列子 / 黄帝篇
海上之人有好漚鳥者、每旦之海上、從漚鳥游、漚鳥之至者百住而不止。其父曰:「吾聞漚鳥皆從汝游、汝取來、吾玩之。」明日之海上、漚鳥舞而不下也。故曰:至言去言、至爲無爲。齊智之所知、則淺矣。

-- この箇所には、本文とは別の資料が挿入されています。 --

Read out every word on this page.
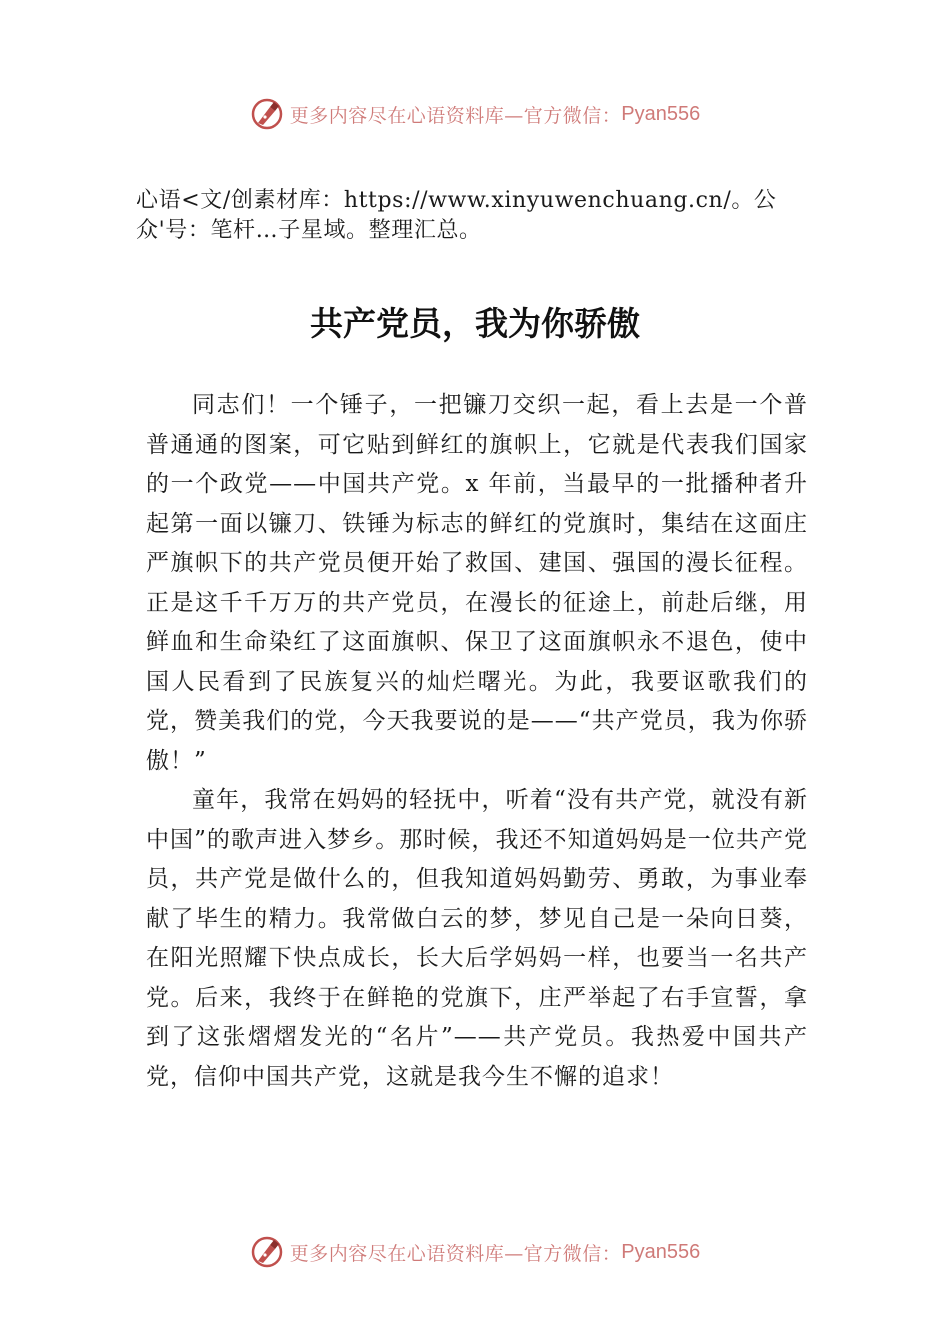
更多内容尽在心语资料库—官方微信： Pyan556
心语<文/创素材库：https://www.xinyuwenchuang.cn/。公众'号：笔杆…子星域。整理汇总。
共产党员，我为你骄傲

同志们！一个锤子，一把镰刀交织一起，看上去是一个普普通通的图案，可它贴到鲜红的旗帜上，它就是代表我们国家的一个政党——中国共产党。x 年前，当最早的一批播种者升起第一面以镰刀、铁锤为标志的鲜红的党旗时，集结在这面庄严旗帜下的共产党员便开始了救国、建国、强国的漫长征程。正是这千千万万的共产党员，在漫长的征途上，前赴后继，用鲜血和生命染红了这面旗帜、保卫了这面旗帜永不退色，使中国人民看到了民族复兴的灿烂曙光。为此，我要讴歌我们的党，赞美我们的党，今天我要说的是——“共产党员，我为你骄傲！”

童年，我常在妈妈的轻抚中，听着“没有共产党，就没有新中国”的歌声进入梦乡。那时候，我还不知道妈妈是一位共产党员，共产党是做什么的，但我知道妈妈勤劳、勇敢，为事业奉献了毕生的精力。我常做白云的梦，梦见自己是一朵向日葵，在阳光照耀下快点成长，长大后学妈妈一样，也要当一名共产党。后来，我终于在鲜艳的党旗下，庄严举起了右手宣誓，拿到了这张熠熠发光的“名片”——共产党员。我热爱中国共产党，信仰中国共产党，这就是我今生不懈的追求！

更多内容尽在心语资料库—官方微信： Pyan556
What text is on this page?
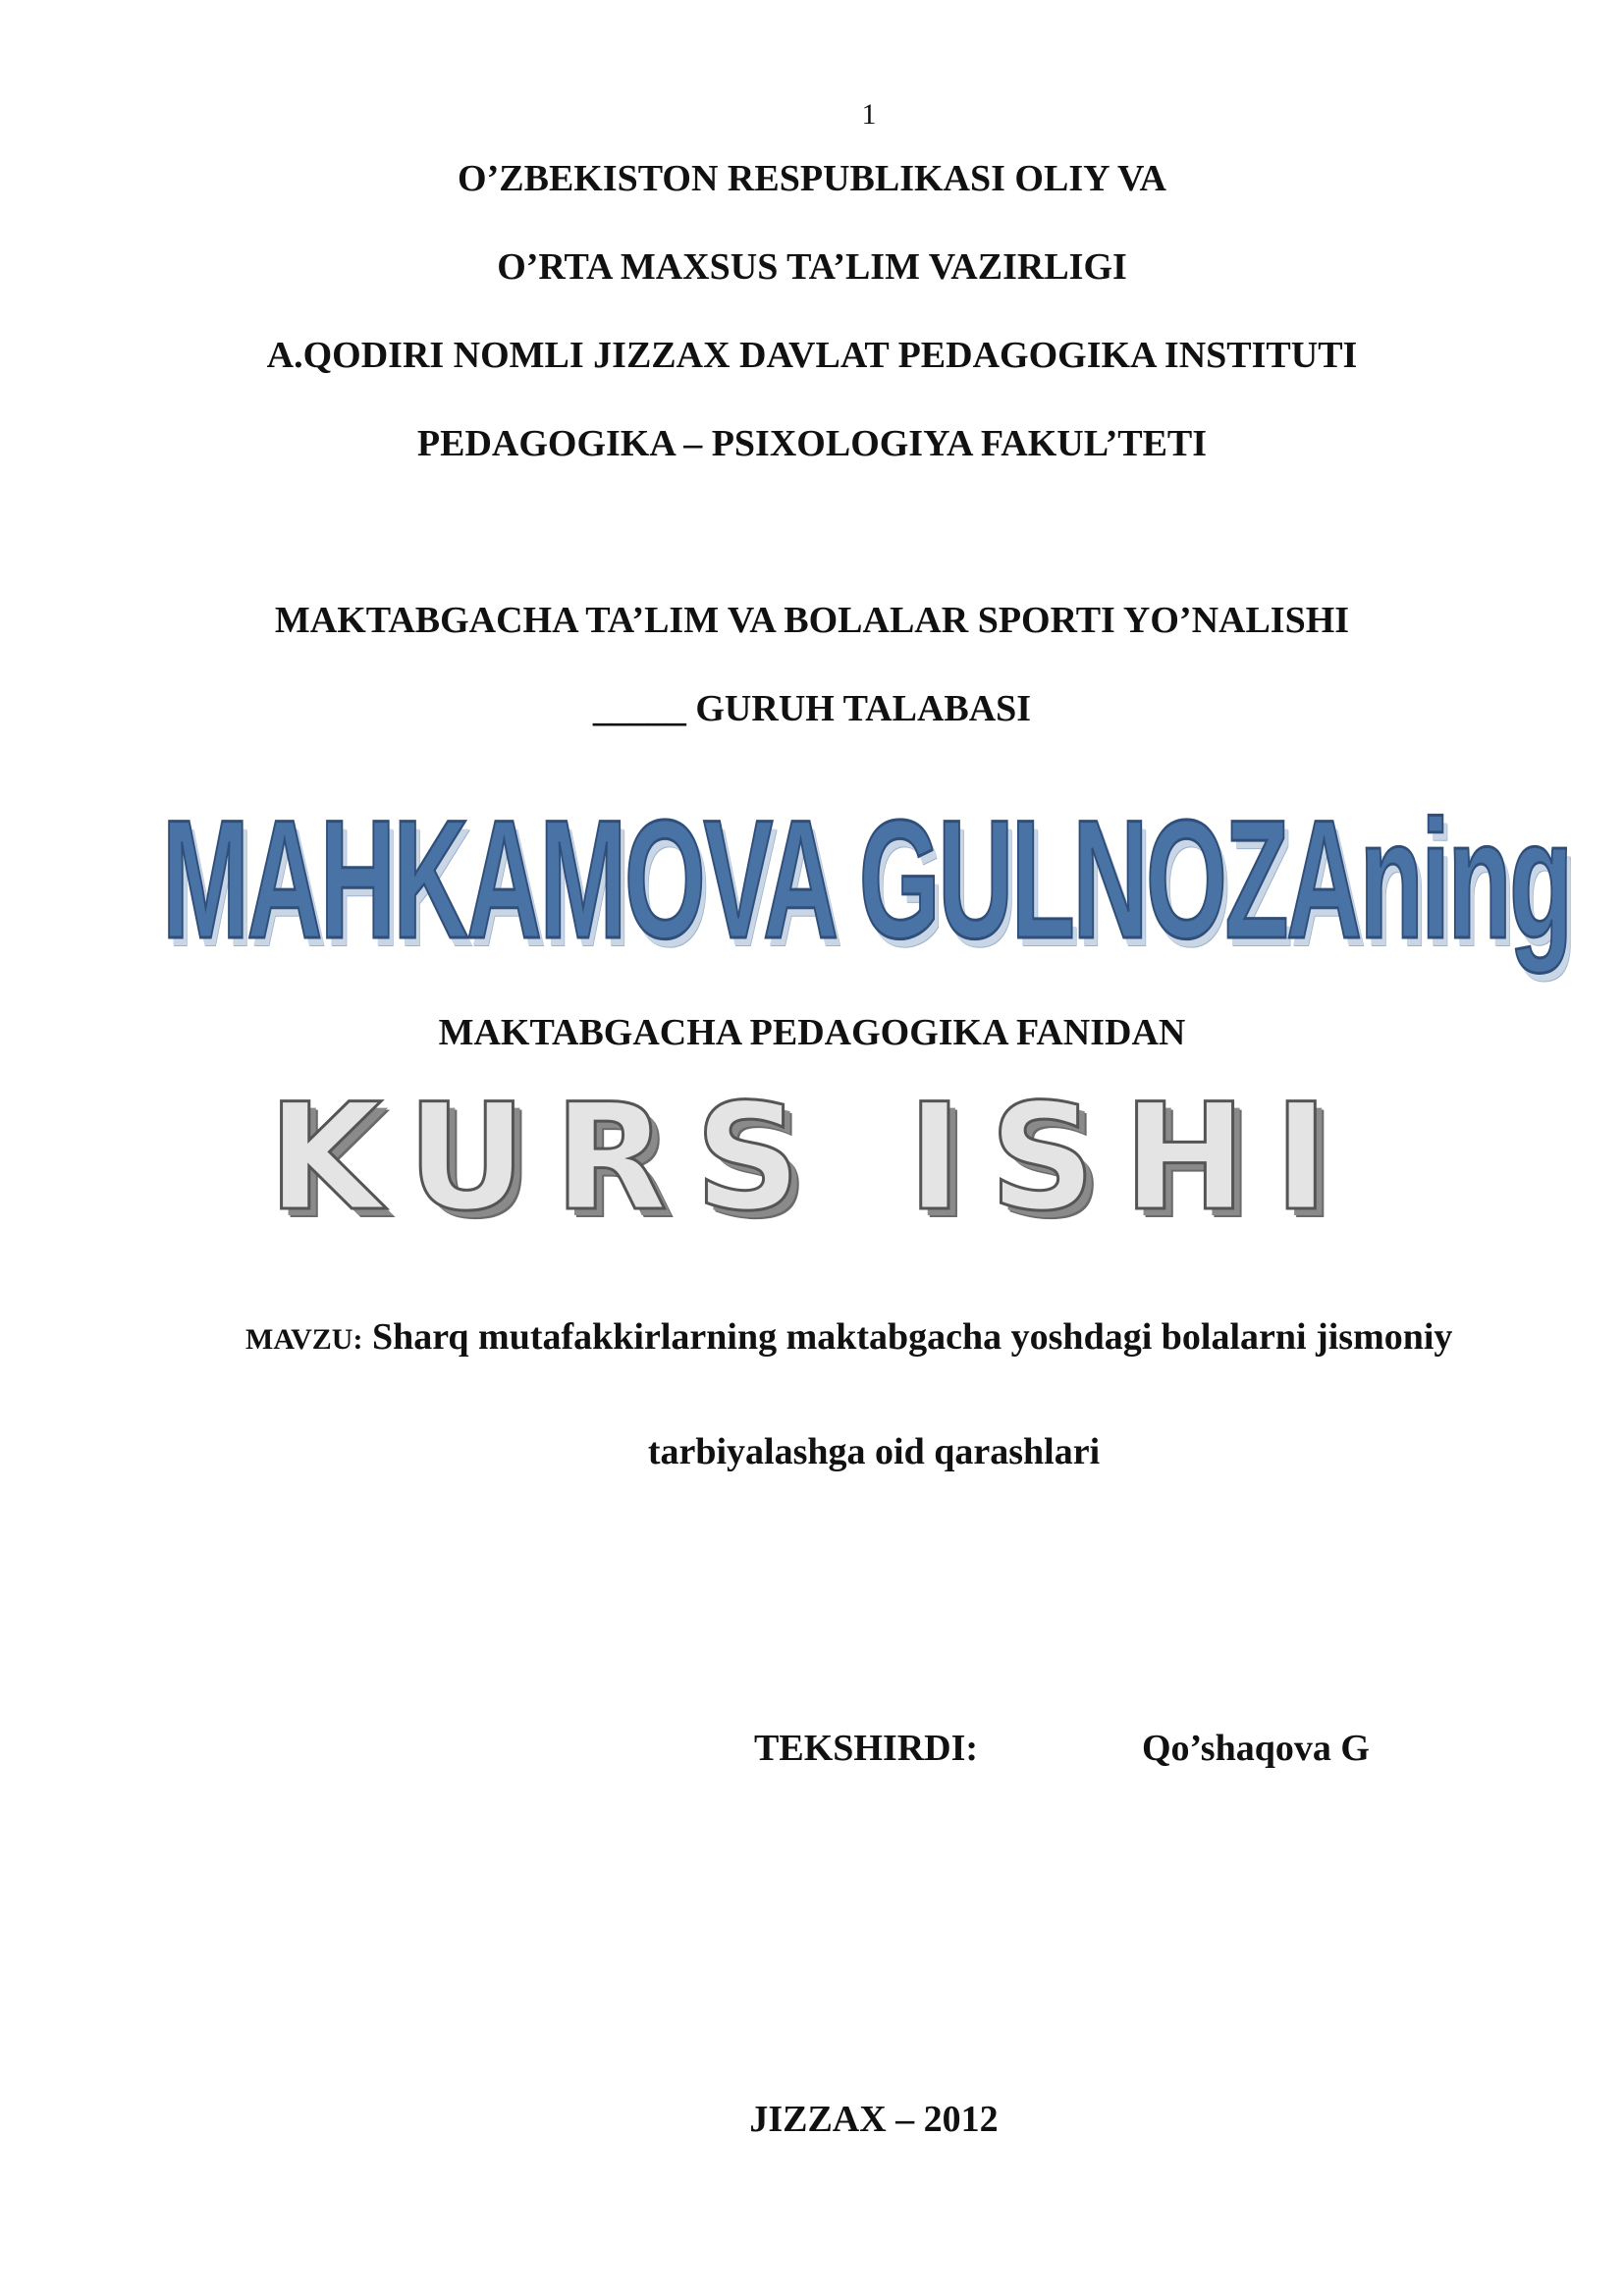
1
O’ZBEKISTON RESPUBLIKASI OLIY VA
O’RTA MAXSUS TA’LIM VAZIRLIGI
A.QODIRI NOMLI JIZZAX DAVLAT PEDAGOGIKA INSTITUTI
PEDAGOGIKA – PSIXOLOGIYA FAKUL’TETI
MAKTABGACHA TA’LIM VA BOLALAR SPORTI YO’NALISHI
_____ GURUH TALABASI
MAHKAMOVA GULNOZAning
MAKTABGACHA PEDAGOGIKA FANIDAN
KURS ISHI
MAVZU: Sharq mutafakkirlarning maktabgacha yoshdagi bolalarni jismoniy
tarbiyalashga oid qarashlari
TEKSHIRDI:	Qo’shaqova G
JIZZAX – 2012
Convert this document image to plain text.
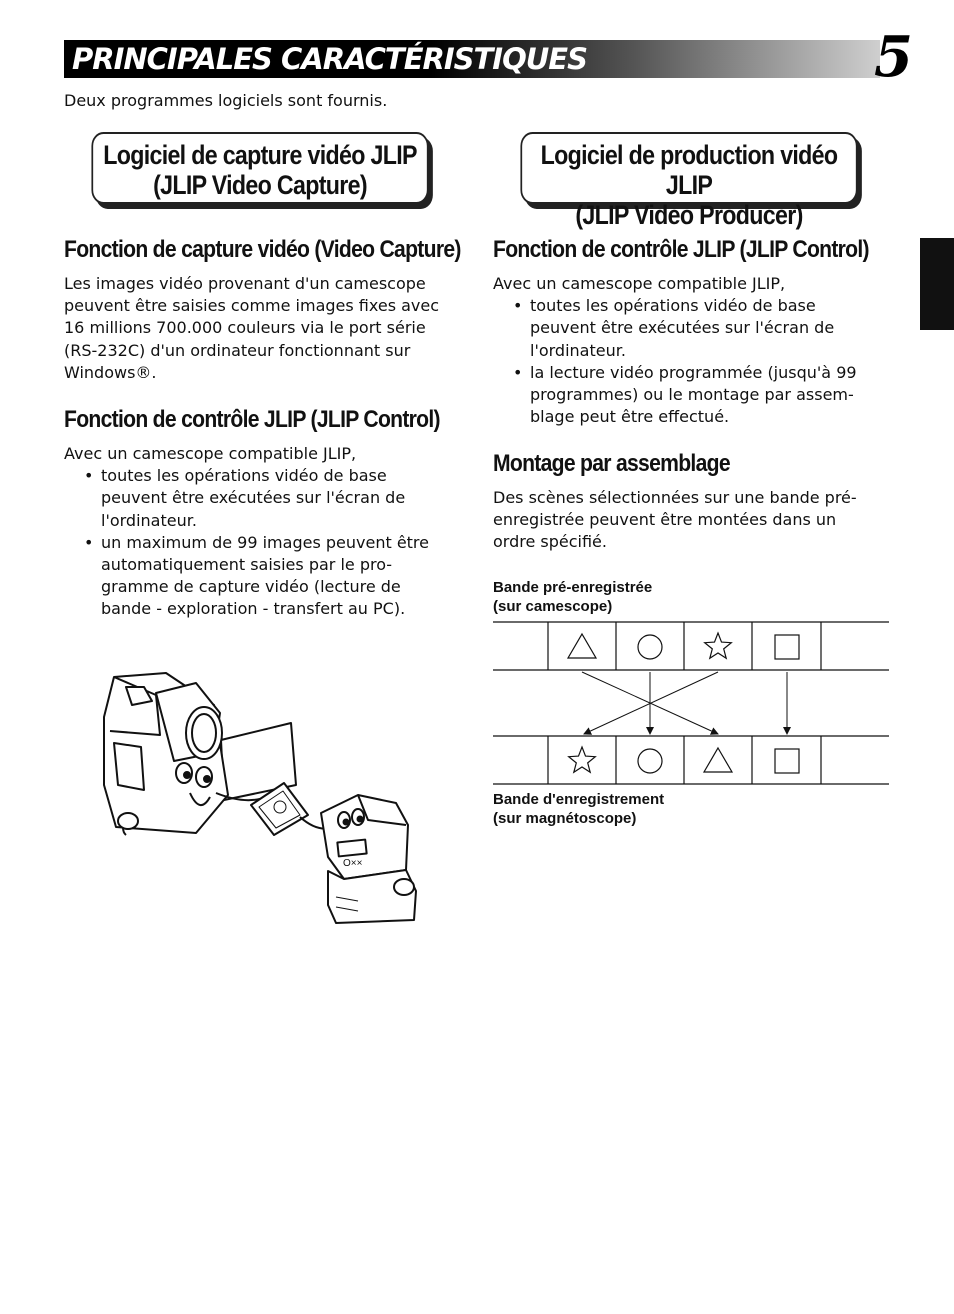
PRINCIPALES CARACTÉRISTIQUES	5
Deux programmes logiciels sont fournis.
Logiciel de capture vidéo JLIP
(JLIP Video Capture)
Logiciel de production vidéo JLIP
(JLIP Video Producer)
Fonction de capture vidéo (Video Capture)
Les images vidéo provenant d'un camescope
peuvent être saisies comme images fixes avec
16 millions 700.000 couleurs via le port série
(RS-232C) d'un ordinateur fonctionnant sur
Windows®.
Fonction de contrôle JLIP (JLIP Control)
Avec un camescope compatible JLIP,
• toutes les opérations vidéo de base
peuvent être exécutées sur l'écran de
l'ordinateur.
• un maximum de 99 images peuvent être
automatiquement saisies par le pro-
gramme de capture vidéo (lecture de
bande - exploration - transfert au PC).
O××
Fonction de contrôle JLIP (JLIP Control)
Avec un camescope compatible JLIP,
• toutes les opérations vidéo de base
peuvent être exécutées sur l'écran de
l'ordinateur.
• la lecture vidéo programmée (jusqu'à 99
programmes) ou le montage par assem-
blage peut être effectué.
Montage par assemblage
Des scènes sélectionnées sur une bande pré-
enregistrée peuvent être montées dans un
ordre spécifié.
Bande pré-enregistrée
(sur camescope)
Bande d'enregistrement
(sur magnétoscope)
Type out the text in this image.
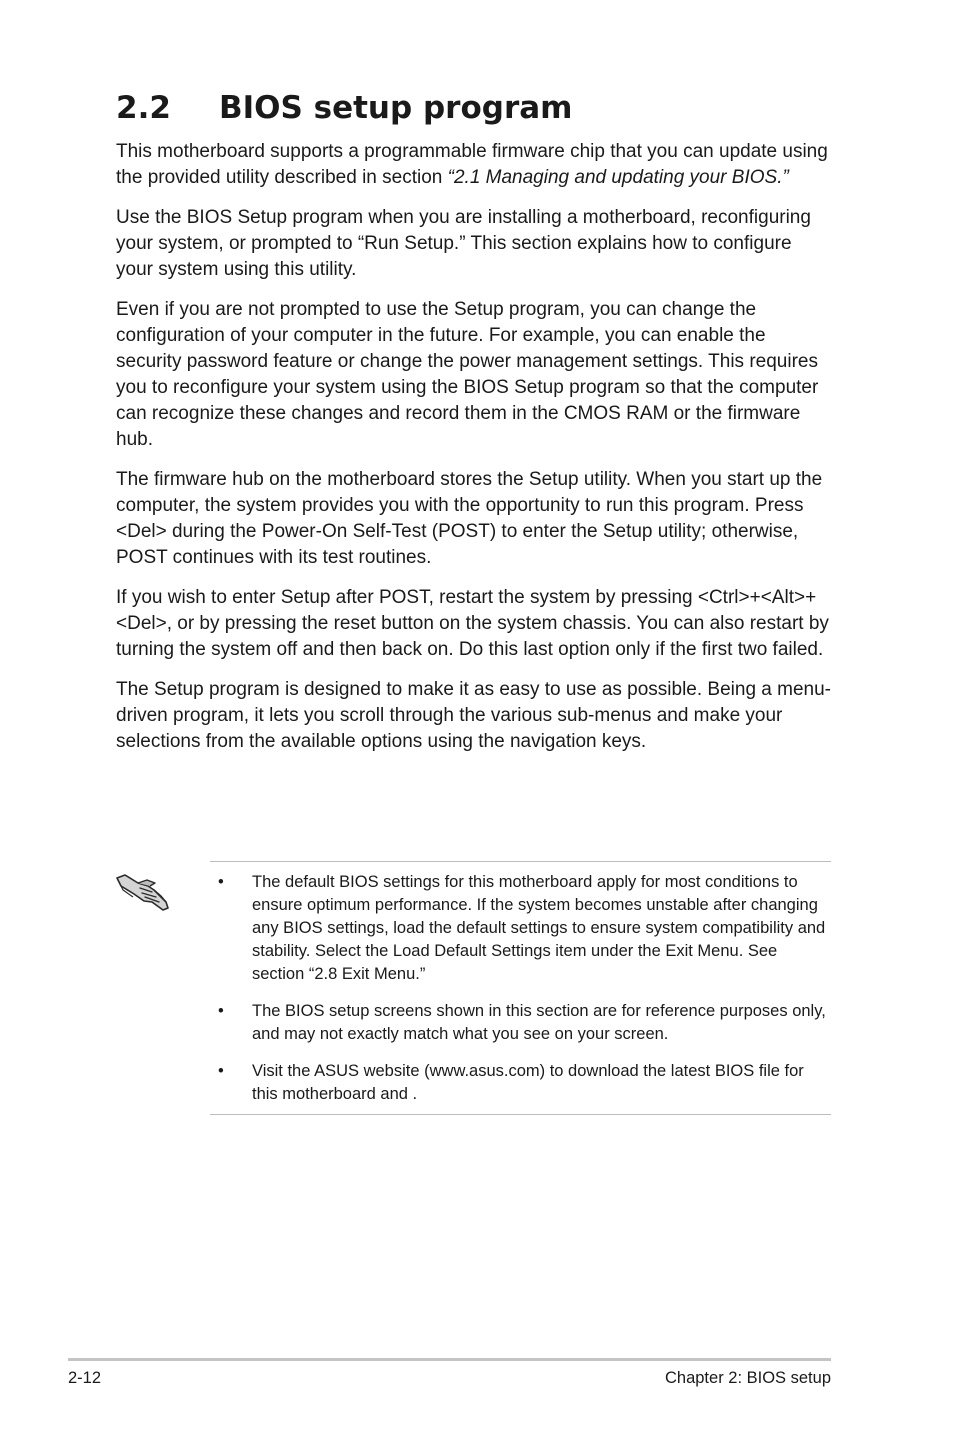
2.2 BIOS setup program

This motherboard supports a programmable firmware chip that you can update using the provided utility described in section “2.1 Managing and updating your BIOS.”

Use the BIOS Setup program when you are installing a motherboard, reconfiguring your system, or prompted to “Run Setup.” This section explains how to configure your system using this utility.

Even if you are not prompted to use the Setup program, you can change the configuration of your computer in the future. For example, you can enable the security password feature or change the power management settings. This requires you to reconfigure your system using the BIOS Setup program so that the computer can recognize these changes and record them in the CMOS RAM or the firmware hub.

The firmware hub on the motherboard stores the Setup utility. When you start up the computer, the system provides you with the opportunity to run this program. Press <Del> during the Power-On Self-Test (POST) to enter the Setup utility; otherwise, POST continues with its test routines.

If you wish to enter Setup after POST, restart the system by pressing <Ctrl>+<Alt>+<Del>, or by pressing the reset button on the system chassis. You can also restart by turning the system off and then back on. Do this last option only if the first two failed.

The Setup program is designed to make it as easy to use as possible. Being a menu-driven program, it lets you scroll through the various sub-menus and make your selections from the available options using the navigation keys.

• The default BIOS settings for this motherboard apply for most conditions to ensure optimum performance. If the system becomes unstable after changing any BIOS settings, load the default settings to ensure system compatibility and stability. Select the Load Default Settings item under the Exit Menu. See section “2.8 Exit Menu.”
• The BIOS setup screens shown in this section are for reference purposes only, and may not exactly match what you see on your screen.
• Visit the ASUS website (www.asus.com) to download the latest BIOS file for this motherboard and .
2-12	Chapter 2: BIOS setup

新字:海上之人有好漚鳥者、毎旦之海上、従漚鳥游、漚鳥之至者百住而不止。其父曰:「吾聞漚鳥皆従汝游、汝取来、吾玩之。」明日之海上、漚鳥舞而不下也。故曰:至言去言、至為無為。斉智之所知、則浅矣。
書き下し
海上の人に漚鳥を好む者有り。每旦海上に之き、漚鳥に從いて游ぶ。漚鳥の至る者は百にして住まりて止まず。其の父曰く、吾聞く、漚鳥皆な汝に從いて游ぶと。汝取り來たれ、吾之を玩ばん、と。明日海上に之くに、漚鳥舞いて下らざるなり。故に曰く、至言は言を去り、至爲は爲すこと無し、と。智を齊しくするの知る所は、則ち淺きなり。
現代語訳
海辺に鴎を好む人がいた。毎朝海辺へ行って、鴎とたわむれて遊んだ。集まってくる鴎は百羽どころではなく、いつまでも去らなかった。その父が言った。「聞けば、鴎はみなお前になついて遊ぶそうだな。捕まえてこい、私も可愛がってみたい」。翌日海辺へ行くと、鴎は舞うばかりで下りてこなかった。だから言うのだ、至高の言葉は言葉を去り、至高の行いは行いがない、と。人並みの知恵で分かることなど、浅いものである。
解説
何も変えていません。同じ人が、同じ場所へ、同じ時刻に行った。違うのは、捕まえようという心を一つ持っていたことだけです。それを鴎は見抜いた。この話が怖いのは、当人が態度を変えたつもりがまったくない点です。人の心の向きは、本人が思っている以上に外へ漏れています。営業でも採用でも、相手を数字として見た瞬間に、言葉づかいを変えなくても伝わる。そして父の頼みは、悪意ですらありませんでした。可愛がりたいという善意です。善意であっても、相手を対象として扱えば同じことが起きる。「至言は言を去り、至為は為すこと無し」――何かをしようという意図そのものが、関係を壊す側に働くことがあります。